- Born: 1974 (age 51–52) Anchorage, Alaska
- Education: Bachelor of Science in Electrical Engineering, Master of Science in Electrical Engineering
- Alma mater: Virginia Tech
- Occupations: Entrepreneur, public speaker, trainer, consultant
- Known for: cyber security, trust frameworks, cyber defense
- Spouse: Kidist Tekle
- Children: 3
- Website: cybersecuritysummit.org/speakers/james-ryan/ /

= James Ryan (American businessman) =

American entrepreneur in cyber security (born 1974)

James Ryan (born in 1974, Anchorage, Alaska) is an American entrepreneur in cyber security. He is the co-founder and managing partner of Litmus Logic, a security firm. Ryan's contributions to the cyber security industry are known through The Economist and The History Channel.

== Life ==
Ryan was born in Anchorage, Alaska in 1974. He holds a Bachelor and Master of Science in Electrical Engineering from Virginia Tech. Ryan currently resides in Northern Virginia with his wife Kidist, and three children.
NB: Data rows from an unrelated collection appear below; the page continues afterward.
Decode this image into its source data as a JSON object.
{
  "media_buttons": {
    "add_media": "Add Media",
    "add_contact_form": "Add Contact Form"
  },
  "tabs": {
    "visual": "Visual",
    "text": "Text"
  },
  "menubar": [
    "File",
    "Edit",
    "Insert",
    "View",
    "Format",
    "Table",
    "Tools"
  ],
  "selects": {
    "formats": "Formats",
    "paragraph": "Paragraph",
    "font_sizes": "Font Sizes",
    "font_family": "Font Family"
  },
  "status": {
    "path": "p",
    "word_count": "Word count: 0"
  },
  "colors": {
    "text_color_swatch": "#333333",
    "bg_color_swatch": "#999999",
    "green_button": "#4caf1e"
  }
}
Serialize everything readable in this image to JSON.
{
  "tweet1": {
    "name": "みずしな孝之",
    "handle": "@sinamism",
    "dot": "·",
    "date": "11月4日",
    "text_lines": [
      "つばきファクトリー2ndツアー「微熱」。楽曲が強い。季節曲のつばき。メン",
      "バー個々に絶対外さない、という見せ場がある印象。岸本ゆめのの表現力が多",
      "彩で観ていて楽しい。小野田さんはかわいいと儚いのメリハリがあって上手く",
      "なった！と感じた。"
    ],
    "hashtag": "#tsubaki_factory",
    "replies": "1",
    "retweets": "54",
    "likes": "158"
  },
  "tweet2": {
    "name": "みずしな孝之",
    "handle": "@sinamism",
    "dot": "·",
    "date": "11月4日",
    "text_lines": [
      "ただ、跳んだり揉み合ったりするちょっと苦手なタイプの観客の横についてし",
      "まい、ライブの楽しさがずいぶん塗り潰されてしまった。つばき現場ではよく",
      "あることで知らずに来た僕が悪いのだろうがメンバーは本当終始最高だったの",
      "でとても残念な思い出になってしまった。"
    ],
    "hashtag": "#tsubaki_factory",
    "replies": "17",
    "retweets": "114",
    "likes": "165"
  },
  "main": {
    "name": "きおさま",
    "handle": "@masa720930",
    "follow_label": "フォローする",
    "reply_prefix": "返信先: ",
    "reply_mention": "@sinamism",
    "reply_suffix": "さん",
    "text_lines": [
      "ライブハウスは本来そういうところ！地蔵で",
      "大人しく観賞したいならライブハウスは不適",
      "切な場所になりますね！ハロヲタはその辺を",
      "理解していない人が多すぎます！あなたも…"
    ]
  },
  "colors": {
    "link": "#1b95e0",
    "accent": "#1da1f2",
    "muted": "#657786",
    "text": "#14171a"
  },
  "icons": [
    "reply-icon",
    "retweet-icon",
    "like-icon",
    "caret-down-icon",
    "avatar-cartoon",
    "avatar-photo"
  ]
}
As a motivational trainer, Ryan was included in the book “Lifting the Curtain: the disgrace we call urban high school education”.

== Career ==
Ryan is the founder and Managing Partner since 2002, of Litmus Logic, LLC, a boutique firm that provides expertise in security and privacy, cyber defense, trust strategies and Internet technologies. He serves as Chief Strategy Officer for the Cyber Security Summit, and the Minnesota Innovation Lab, a State-level economic development organization. Ryan was one of the experts who contributed to The Economics of Digital Identity, a 2015 technical report published by The Economist Intelligence Unit. From 1993 to 1997, he was a software engineer at TRW; from 1997 to 1998, a system engineer at Lockheed Martin; from 1998 to 1999, a security and network expert at Lucent Technologies (now Alcatel-Lucent); from 1999 to 2002, a principal consultant and security and network expert at Predictive Systems.

Ryan who has knowledge in cyber security and trust framework, consults with governments, defense and financial institutions, software and Cloud providers, The United States Department of Defense (DoD) and civil agencies. He spoke at the United States Department of Defense Cyber Crime conference, Robotics Alley, the Cyber Security Summit and Security360. Topics of his speeches included success with cyber security, Public key infrastructure (PKI), Internet of Things, cyber security for robotics and artificial intelligence, and National Strategy for Trusted Identities in Cyberspace.

== Works ==
Ryan has collaborated with NASA and Electronic Data Systems (EDS) in creating the Identity Credential and Access Management (ICAM) segment architecture, the Personal Identity Verification – Interoperable (PIV-I) trust framework, a new approach to access control that uses Public Key Infrastructure (PKI). He was featured together with Oliver North in the History Channel program “America’s Book of Secrets: The Pentagon” in March 2012.